Hola queria saber si alguien me puede ayudar con lo siguiente: tengo un amplificador stk de 25 w con salida de 8 ohm y dos parlantes de un equipo aiwa, cada uno con dos entradas una de 6 ohm main speaker y la otra de 16 ohm surround speaker.
mi pregunta hera si se puede conectar de alguna forma estos bafles al amplificador ya que serian 4 entradas con diferente impedancia (dos de 6 ohm y dos de 16 ohm) para dos salidas de 8 ohm.
Desde ya muchas gracias...


----------



## Juan Jose (Mar 18, 2007)

Si el amplificador es estereo (dos salidas de 8 ohms cada una) conectalos directamente en el terminal 6 ohm main speaker (este terminal en cada bafle te indica que la señal no esta recortada en frecuencia y que lo que manda el amplificador es lo que sale por los parlantes). Por la impedancia no te preocupes, solamente controla la temperatura del amplificador pero no deberias tener problemas ya que la mayoria funciona hasta con 4 ohms de impedancia.
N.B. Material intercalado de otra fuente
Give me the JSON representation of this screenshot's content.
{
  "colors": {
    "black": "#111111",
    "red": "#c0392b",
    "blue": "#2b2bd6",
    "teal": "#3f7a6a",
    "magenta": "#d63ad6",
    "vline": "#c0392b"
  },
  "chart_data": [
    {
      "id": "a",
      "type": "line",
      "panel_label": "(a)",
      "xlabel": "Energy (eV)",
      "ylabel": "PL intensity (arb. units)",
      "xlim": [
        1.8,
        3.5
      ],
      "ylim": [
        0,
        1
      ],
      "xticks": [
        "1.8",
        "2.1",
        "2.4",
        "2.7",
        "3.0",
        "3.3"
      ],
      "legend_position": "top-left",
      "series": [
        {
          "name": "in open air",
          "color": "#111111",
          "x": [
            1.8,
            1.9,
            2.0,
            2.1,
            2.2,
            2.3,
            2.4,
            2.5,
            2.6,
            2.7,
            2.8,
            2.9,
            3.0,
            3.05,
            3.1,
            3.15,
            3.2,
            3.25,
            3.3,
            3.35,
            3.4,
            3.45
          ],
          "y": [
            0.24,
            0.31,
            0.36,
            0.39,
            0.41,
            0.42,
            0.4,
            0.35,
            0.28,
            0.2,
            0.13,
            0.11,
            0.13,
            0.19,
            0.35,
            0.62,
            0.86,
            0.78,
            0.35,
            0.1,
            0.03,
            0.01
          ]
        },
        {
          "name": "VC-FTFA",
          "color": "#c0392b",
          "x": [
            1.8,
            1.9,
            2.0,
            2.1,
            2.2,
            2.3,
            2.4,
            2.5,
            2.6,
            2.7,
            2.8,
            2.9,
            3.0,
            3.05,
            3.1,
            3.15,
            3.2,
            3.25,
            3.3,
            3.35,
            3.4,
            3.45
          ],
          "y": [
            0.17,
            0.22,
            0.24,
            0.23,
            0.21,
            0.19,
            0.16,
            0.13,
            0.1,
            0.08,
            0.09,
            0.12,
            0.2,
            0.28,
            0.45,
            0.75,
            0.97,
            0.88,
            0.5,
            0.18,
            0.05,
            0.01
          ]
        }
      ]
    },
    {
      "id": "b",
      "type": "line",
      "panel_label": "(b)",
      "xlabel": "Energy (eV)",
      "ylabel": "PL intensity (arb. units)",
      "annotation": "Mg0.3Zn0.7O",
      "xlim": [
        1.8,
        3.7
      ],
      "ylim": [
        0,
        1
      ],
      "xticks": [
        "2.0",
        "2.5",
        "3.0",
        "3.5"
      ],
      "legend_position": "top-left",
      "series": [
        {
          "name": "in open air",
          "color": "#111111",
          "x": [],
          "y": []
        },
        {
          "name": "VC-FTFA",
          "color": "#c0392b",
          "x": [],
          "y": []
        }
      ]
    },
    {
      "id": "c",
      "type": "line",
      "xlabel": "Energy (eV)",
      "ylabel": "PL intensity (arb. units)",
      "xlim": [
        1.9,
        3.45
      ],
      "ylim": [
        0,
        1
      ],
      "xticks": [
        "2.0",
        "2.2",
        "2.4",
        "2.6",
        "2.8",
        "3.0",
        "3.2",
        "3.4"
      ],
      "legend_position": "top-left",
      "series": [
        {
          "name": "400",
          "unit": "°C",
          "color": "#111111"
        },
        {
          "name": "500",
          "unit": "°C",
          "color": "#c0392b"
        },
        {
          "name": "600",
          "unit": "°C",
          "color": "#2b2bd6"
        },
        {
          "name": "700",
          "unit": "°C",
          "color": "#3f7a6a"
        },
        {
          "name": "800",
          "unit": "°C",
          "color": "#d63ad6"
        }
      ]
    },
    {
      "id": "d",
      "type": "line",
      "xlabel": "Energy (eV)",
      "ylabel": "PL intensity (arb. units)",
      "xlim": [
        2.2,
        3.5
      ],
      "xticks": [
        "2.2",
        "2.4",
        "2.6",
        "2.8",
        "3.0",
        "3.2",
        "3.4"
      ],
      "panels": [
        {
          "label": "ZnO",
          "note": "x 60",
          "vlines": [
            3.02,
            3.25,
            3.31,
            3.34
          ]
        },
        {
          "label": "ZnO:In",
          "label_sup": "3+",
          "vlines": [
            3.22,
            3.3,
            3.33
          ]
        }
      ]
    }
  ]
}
Respeta si la polaridad, ya sea por colores o por positivo y negativo para que salga el sonido con buenos graves.
Respecto del terminal restante, el que dice 16 ohm sorround no tenes que conectarlo ya que este terminal es para conectar unos parlantes adicionales para cada canal donde se recorta la frecuencia de audio y el equipo AIWA envia entonces una señal que parece de sonido envolvente.}

espero que te ayude y suerte!..
Saludos


----------



## augustoac1 (Mar 18, 2007)

muchas gracias, lo que si  sobre el surround, tengo las bocinas y no la potencia, es decir el parlante tiene una entrada main speaker y surround speaker, segun lo que me dijiste conecto en main speaker pero me queda los bafles surround speaker sin conectar, no es posible conectar las cuatro bocinas al amplificador? mando una foto para ver si se entiende mejor.
Desde ya muchas gracias por responder y tomarse las molestias.


----------



## Juan Jose (Mar 19, 2007)

Pregunto, tienes cuatro bafles? o dos bafles pero con dos conexiones cada uno?.
Si puedes sacrle una foto al conjunto de los bafles y la parte delantera y trasera del amplificador sería mejor para orientarme.

Una prueba que puedes realizar es conectar (si es que tiene cuatro parlantes) los sorround en la toma terminal de los sorround.

seguimos en contacto.

saludos.


----------